May 25, 2010 | 2:21 am

Ali Fedotowsky, The Bachelorette

There is no greater fan than me, when it comes to the Bachelor/Bachelorette series.  I love this show, Chris Harrison, Mike Fleiss, and the idea that you can find love this way.  Even though their track record is not stellar, it has worked, and the hope that it can happen again, is what makes me watch.

I am a hopeless romantic and I think this social experiment, while not based in reality, is a wonderful opportunity, and those who are given it, should be so grateful.  Whether or not I like the Bachelor or Bachelorette, I watch because I want love to be found.

The thing is, Ali Fedotowsky is beyond annoying, and I could care less if she finds love or not.  I would actually go one step further, and say that I if she does find love, I will feel a little bad for the guy who gets hooked by her.  She is referred to as America’s Sweetheart by Chris Harrison, but in reality, not so much.

I think she is annoying, boring, and manipulative, with just a drop of skank thrown in.  She’s a fake crying, forced laugher, padded bra wearing, celebrity seeking, bad dress choosing, mean girl, and I will never understand why she was given this opportunity.  Editing or not, she was horrible to Vienna on The Bachelor.

Important to note that if you look at my blog from January 5th, the day after The Bachelor, featuring Jake Pavelka, premiered, she was one of the frontrunners for me.  When I met her at the Bachelor house, on the first night, having been invited by the genius Mike Fleiss, I liked her.

She was sweet, and there was a kindness to her.  Cut to the moment she realized there was competition, Vienna, and she became a mean girl.  In the end I was glad she left.  That she is being rewarded, for being a bitch, is a bad message to young girls.  Whatever.
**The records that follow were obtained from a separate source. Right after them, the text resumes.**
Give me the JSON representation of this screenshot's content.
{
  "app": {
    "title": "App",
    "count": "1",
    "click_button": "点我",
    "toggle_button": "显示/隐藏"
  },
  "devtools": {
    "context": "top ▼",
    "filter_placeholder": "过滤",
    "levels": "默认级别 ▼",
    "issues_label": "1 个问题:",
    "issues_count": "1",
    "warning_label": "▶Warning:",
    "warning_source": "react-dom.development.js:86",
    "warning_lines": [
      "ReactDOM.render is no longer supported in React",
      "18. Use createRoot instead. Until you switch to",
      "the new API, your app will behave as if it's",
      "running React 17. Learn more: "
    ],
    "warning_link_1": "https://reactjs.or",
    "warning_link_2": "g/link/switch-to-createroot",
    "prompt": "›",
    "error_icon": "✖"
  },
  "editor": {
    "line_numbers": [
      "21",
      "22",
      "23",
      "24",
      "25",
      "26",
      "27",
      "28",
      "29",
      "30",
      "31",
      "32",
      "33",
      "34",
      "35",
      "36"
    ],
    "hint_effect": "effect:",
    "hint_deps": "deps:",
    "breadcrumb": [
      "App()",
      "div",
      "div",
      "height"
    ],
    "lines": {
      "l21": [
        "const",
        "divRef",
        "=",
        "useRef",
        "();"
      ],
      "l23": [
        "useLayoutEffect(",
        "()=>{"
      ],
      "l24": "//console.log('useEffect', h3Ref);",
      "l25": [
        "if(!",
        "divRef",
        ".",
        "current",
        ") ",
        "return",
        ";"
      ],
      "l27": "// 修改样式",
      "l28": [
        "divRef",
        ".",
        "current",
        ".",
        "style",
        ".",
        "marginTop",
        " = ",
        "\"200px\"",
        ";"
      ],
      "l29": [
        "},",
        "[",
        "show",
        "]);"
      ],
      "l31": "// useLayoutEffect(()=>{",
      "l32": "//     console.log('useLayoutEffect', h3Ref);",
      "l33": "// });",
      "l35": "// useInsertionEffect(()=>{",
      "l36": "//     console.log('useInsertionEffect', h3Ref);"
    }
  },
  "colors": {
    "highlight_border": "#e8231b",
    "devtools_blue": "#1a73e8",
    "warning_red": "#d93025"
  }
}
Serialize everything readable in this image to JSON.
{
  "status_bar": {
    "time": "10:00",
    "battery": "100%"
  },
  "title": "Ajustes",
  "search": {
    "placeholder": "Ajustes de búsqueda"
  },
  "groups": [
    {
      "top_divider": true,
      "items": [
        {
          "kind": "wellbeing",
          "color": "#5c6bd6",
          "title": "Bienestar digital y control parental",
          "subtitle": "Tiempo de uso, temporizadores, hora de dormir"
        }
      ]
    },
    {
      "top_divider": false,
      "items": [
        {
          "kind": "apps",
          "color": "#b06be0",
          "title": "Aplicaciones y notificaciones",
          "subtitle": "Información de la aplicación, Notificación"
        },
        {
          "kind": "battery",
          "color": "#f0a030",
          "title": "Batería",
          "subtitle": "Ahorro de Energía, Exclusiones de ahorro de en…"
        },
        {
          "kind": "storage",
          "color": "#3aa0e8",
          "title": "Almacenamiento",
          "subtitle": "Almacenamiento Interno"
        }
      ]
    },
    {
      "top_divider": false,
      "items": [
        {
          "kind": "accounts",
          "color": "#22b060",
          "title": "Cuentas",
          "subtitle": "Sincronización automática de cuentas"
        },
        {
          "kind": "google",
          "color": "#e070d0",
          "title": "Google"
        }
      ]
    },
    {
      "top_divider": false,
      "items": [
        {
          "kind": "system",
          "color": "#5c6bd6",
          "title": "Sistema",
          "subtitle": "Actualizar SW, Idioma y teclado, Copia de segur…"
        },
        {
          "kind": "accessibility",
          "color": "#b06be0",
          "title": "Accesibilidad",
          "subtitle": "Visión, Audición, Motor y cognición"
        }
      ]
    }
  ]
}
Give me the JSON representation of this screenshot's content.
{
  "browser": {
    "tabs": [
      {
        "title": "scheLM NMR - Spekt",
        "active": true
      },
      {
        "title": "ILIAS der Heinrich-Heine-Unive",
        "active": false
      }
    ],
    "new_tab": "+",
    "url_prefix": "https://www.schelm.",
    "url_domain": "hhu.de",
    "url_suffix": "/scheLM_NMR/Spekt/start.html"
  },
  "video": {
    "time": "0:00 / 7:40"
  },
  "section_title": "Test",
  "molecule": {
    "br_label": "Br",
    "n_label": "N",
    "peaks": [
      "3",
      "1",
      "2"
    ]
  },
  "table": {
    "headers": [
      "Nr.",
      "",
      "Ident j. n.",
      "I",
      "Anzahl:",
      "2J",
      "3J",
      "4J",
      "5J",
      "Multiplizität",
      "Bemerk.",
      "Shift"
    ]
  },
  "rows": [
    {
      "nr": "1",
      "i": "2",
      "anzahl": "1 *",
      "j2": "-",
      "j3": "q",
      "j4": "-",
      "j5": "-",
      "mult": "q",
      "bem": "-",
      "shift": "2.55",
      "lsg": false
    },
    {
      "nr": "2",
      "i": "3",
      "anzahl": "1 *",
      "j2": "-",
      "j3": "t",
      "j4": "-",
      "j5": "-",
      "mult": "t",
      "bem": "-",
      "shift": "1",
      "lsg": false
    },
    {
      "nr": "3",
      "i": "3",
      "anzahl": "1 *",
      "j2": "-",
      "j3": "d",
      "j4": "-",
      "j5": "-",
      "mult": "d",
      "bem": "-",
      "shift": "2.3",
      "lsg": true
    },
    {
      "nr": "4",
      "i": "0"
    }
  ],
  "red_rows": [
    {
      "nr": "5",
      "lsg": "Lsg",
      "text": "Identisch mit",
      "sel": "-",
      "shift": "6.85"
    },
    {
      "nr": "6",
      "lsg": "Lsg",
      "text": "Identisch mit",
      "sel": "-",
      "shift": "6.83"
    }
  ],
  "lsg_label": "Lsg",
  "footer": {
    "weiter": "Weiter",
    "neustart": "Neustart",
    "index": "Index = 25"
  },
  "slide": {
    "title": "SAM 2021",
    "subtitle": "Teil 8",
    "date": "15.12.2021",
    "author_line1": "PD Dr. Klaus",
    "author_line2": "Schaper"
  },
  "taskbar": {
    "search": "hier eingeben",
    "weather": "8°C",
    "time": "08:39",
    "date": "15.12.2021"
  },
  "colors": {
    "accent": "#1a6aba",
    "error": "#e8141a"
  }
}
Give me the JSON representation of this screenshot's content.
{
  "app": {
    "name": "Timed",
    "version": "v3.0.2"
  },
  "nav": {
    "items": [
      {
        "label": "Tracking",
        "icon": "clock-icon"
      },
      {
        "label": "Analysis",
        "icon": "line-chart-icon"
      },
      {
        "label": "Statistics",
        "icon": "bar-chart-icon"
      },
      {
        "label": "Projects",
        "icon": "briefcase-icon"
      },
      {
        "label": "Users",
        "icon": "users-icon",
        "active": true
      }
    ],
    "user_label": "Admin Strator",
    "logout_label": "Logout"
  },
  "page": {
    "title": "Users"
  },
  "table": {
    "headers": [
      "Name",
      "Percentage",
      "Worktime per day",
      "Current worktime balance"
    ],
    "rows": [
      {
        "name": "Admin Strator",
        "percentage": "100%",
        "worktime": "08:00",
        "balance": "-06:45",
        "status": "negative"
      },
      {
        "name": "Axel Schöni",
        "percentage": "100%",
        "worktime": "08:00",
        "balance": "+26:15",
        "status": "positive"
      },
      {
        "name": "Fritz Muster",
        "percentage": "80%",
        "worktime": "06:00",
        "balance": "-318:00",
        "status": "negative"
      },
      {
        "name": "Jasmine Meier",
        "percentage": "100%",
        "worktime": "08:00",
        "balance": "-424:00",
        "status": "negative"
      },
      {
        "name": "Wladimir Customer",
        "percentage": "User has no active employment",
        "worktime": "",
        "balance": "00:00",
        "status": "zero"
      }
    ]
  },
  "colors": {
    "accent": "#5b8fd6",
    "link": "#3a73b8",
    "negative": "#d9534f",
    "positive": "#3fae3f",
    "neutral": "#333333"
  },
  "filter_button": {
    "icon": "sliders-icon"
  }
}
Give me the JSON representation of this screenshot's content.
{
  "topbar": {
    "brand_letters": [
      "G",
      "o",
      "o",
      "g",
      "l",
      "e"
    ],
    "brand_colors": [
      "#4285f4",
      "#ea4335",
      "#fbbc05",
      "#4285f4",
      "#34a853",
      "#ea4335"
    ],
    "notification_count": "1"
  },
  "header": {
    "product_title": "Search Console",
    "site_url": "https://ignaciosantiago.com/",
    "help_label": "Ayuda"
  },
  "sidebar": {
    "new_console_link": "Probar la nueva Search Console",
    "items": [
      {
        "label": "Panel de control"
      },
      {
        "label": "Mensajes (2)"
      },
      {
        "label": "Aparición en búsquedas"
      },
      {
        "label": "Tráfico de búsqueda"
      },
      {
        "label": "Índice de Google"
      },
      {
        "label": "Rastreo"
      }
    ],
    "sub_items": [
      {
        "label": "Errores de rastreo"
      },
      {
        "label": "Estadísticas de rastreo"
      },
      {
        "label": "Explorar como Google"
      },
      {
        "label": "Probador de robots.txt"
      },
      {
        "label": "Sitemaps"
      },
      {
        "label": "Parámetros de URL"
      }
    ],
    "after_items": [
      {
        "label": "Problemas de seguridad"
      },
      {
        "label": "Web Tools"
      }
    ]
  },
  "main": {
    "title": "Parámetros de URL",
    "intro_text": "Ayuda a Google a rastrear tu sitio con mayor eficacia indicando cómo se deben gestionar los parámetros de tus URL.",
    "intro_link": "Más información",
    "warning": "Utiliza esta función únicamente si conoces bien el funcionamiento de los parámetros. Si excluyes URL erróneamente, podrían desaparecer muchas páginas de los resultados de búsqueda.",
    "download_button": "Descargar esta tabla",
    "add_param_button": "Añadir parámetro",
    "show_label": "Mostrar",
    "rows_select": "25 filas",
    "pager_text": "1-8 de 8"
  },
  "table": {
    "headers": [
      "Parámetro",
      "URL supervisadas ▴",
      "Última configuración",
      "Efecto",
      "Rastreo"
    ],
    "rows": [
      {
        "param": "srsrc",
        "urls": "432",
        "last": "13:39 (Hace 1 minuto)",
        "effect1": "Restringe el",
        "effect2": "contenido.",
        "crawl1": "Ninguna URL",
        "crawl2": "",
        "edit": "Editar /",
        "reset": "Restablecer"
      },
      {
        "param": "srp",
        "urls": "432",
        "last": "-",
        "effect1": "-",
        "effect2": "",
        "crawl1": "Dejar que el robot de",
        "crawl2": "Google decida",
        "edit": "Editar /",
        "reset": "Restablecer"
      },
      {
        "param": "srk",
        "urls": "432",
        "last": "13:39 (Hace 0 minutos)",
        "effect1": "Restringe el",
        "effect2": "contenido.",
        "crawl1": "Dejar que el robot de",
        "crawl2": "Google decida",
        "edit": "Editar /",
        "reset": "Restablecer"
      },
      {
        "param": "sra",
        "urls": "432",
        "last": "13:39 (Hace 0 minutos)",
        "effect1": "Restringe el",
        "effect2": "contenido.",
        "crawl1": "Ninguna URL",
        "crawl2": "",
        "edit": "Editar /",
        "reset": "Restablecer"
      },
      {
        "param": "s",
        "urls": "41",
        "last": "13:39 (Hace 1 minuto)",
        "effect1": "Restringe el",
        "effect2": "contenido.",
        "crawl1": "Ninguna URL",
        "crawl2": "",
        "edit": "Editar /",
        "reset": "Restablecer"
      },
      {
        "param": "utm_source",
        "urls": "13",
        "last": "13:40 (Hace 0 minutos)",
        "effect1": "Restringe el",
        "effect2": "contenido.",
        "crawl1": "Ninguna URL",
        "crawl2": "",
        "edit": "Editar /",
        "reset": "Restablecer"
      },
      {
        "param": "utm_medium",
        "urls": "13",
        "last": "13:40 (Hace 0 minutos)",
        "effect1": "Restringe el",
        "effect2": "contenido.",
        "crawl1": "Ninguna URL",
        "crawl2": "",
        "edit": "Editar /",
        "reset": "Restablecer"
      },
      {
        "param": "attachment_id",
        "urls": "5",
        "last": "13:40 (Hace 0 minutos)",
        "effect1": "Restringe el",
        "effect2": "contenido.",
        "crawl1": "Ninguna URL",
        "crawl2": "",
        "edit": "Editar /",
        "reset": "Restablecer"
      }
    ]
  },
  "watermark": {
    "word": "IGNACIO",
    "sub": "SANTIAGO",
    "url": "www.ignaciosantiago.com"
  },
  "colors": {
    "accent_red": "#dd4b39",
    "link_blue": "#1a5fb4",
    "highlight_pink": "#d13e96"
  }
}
I’m in.  Maybe she will win me over.  And maybe pigs will fly.

She made fun of Vienna’s extensions, yet her hair looks horrible in comparison.  Her dress was not flattering, had a bunny tail, kept falling off her shoulders, and she can’t walk in heals.  She hunches, and is a whiner.  I just don’t believe anything she says.  It’s episode one and she won’t stop telling us how much she gave up to there.  Enough.  It’s boring.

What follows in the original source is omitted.